Structural Basis for the Function of Clostridium difficile Toxin B

• Published in: Journal of molecular biology Vol. 351; no. 5; pp. 973 - 981
• Main Authors: Reinert, Dirk J., Jank, Thomas, Aktories, Klaus, Schulz, Georg E.
• Format: Journal Article
• Language: English
• Published: England Elsevier Ltd 02.09.2005
• Subjects: Bacterial Proteins - genetics; Bacterial Toxins - genetics; Binding Sites; Carbon - chemistry; Catalysis; clostridial cytotoxins; Clostridium difficile; Clostridium difficile - metabolism; Crystallography, X-Ray; Escherichia coli - metabolism; Glucose - chemistry; glucosyltransfer reaction; Glutathione Transferase - metabolism; glycosyltransferases; Glycosyltransferases - metabolism; Hydrolysis; Ligands; Manganese - chemistry; Models, Molecular; Molecular Conformation; Mutation; Protein Binding; Protein Conformation; Protein Isoforms; Rho proteins; Stereoisomerism; Uridine Diphosphate - chemistry; Uridine Diphosphate Glucose - chemistry; X-ray structure analysis; clostridial cytotoxins; glycosyltransferases; MAD; Gal; cisPt; GlcNAc; SIRAS; X-ray structure analysis; Rho proteins; glucosyltransfer reaction; Glc
• ISSN: 0022-2836; 1089-8638
• DOI: 10.1016/j.jmb.2005.06.071

Toxin B is a member of the family of large clostridial cytotoxins which are of great medical importance.
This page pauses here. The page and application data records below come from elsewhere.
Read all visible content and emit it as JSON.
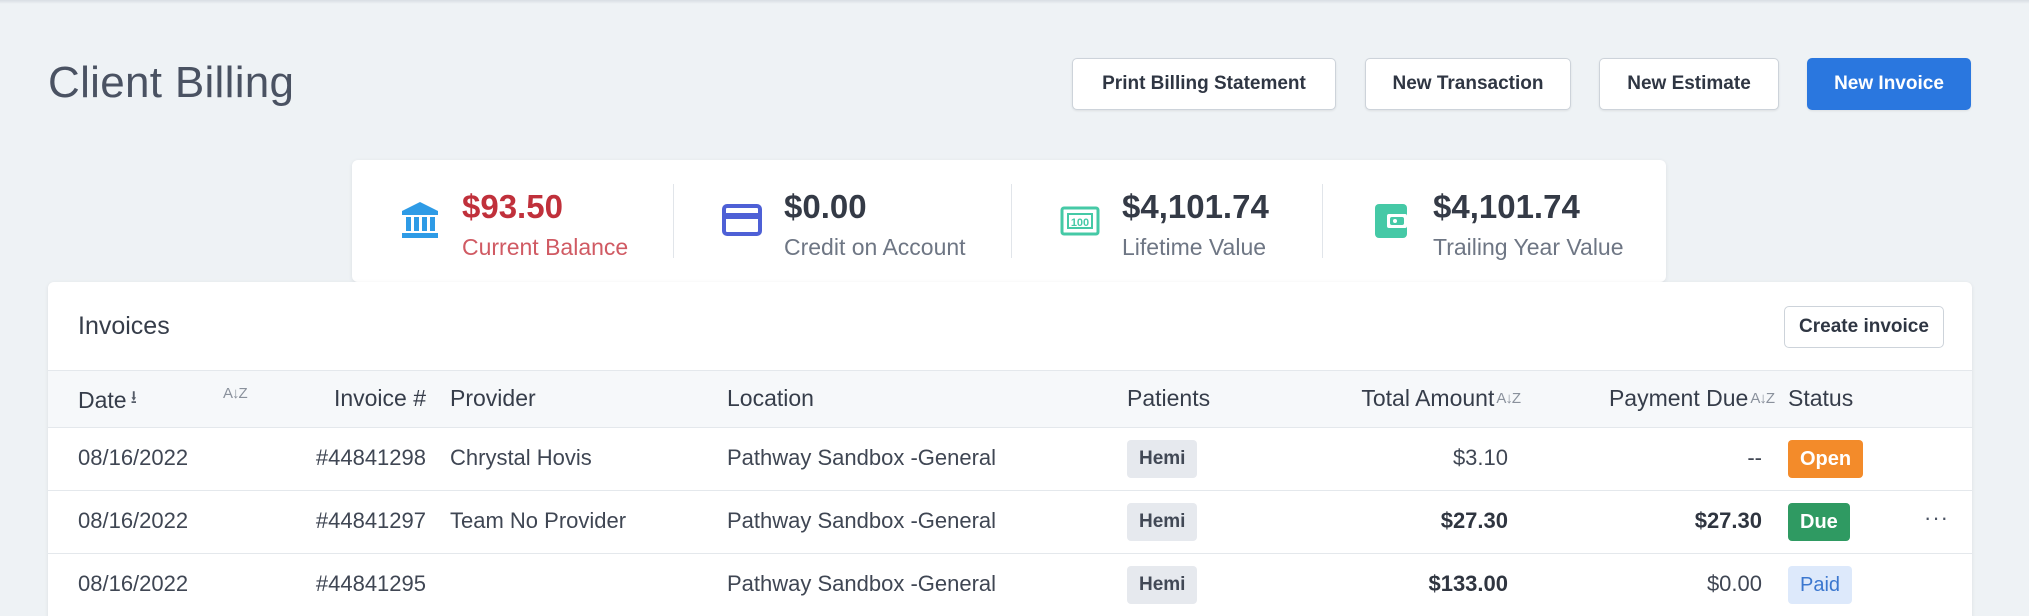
{
  "header": {
    "title": "Client Billing",
    "buttons": {
      "print_statement": "Print Billing Statement",
      "new_transaction": "New Transaction",
      "new_estimate": "New Estimate",
      "new_invoice": "New Invoice"
    }
  },
  "stats": [
    {
      "icon": "bank-icon",
      "value": "$93.50",
      "label": "Current Balance",
      "color": "#c0303b",
      "label_color": "#d05a63",
      "icon_color": "#2e9be6"
    },
    {
      "icon": "credit-card-icon",
      "value": "$0.00",
      "label": "Credit on Account",
      "color": "#343a46",
      "icon_color": "#4e60d6"
    },
    {
      "icon": "cash-icon",
      "value": "$4,101.74",
      "label": "Lifetime Value",
      "color": "#343a46",
      "icon_color": "#45c9a6"
    },
    {
      "icon": "wallet-icon",
      "value": "$4,101.74",
      "label": "Trailing Year Value",
      "color": "#343a46",
      "icon_color": "#45c9a6"
    }
  ],
  "invoices": {
    "title": "Invoices",
    "create_label": "Create invoice",
    "columns": {
      "date": "Date",
      "invoice_no": "Invoice #",
      "provider": "Provider",
      "location": "Location",
      "patients": "Patients",
      "total_amount": "Total Amount",
      "payment_due": "Payment Due",
      "status": "Status"
    },
    "sort_az_glyph": "A↓Z",
    "sort_down_glyph": "⭳",
    "rows": [
      {
        "date": "08/16/2022",
        "invoice_no": "#44841298",
        "provider": "Chrystal Hovis",
        "location": "Pathway Sandbox -General",
        "patient": "Hemi",
        "total": "$3.10",
        "due": "--",
        "status": "Open"
      },
      {
        "date": "08/16/2022",
        "invoice_no": "#44841297",
        "provider": "Team No Provider",
        "location": "Pathway Sandbox -General",
        "patient": "Hemi",
        "total": "$27.30",
        "due": "$27.30",
        "status": "Due",
        "more": "···"
      },
      {
        "date": "08/16/2022",
        "invoice_no": "#44841295",
        "provider": "",
        "location": "Pathway Sandbox -General",
        "patient": "Hemi",
        "total": "$133.00",
        "due": "$0.00",
        "status": "Paid"
      }
    ],
    "status_colors": {
      "open": {
        "bg": "#f38b2a",
        "fg": "#ffffff"
      },
      "due": {
        "bg": "#2f9a62",
        "fg": "#ffffff"
      },
      "paid": {
        "bg": "#dde9fb",
        "fg": "#3b77cf"
      }
    }
  }
}
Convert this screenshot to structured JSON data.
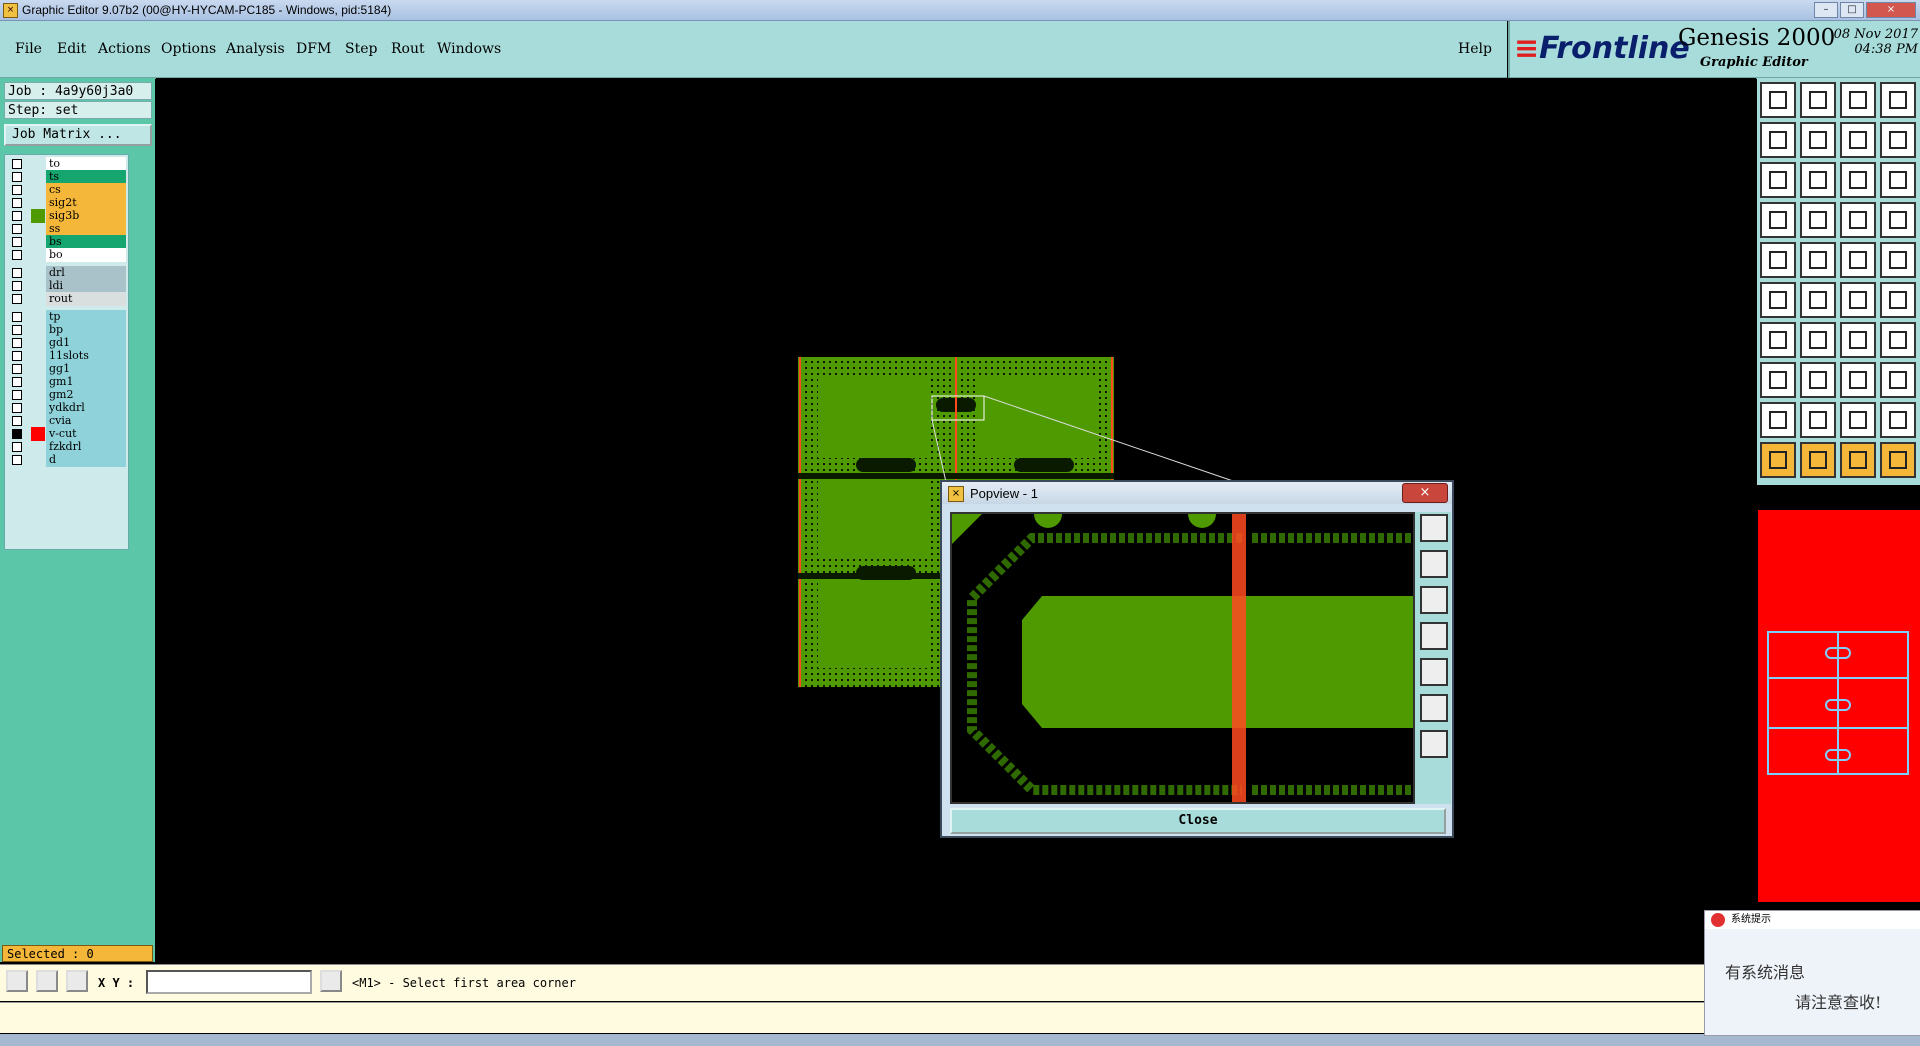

Its catalytic fragment was crystallized in the presence of UDP-glucose and Mn 2+. The structure was determined at 2.2 Å resolution, showing that toxin B belongs to the glycosyltransferase type A family. However, toxin B contains as many as 309 residues in addition to the common chainfold, which most likely contribute to the target specificity. A superposition with other glycosyltransferases shows the expected positions of the acceptor oxygen atom during glucosyl transfer and indicates further that the reaction proceeds probably along a single-displacement pathway. The C1″ donor carbon atom position is defined by the bound UDP and glucose. It assigns the surface area of toxin B that forms the interface to the target protein during the modifying reaction. A docking attempt brought the known acceptor atom, Thr37 O γ1 of the switch I region of the RhoA:GDP target structure, near the expected position. The relative orientation of the two proteins was consistent with both being attached to a membrane. Sequence comparisons between toxin B variants revealed that the highest exchange rate occurs around the active center at the putative docking interface, presumably due to a continuous hit-and-evasion struggle between Clostridia and their eukaryotic hosts.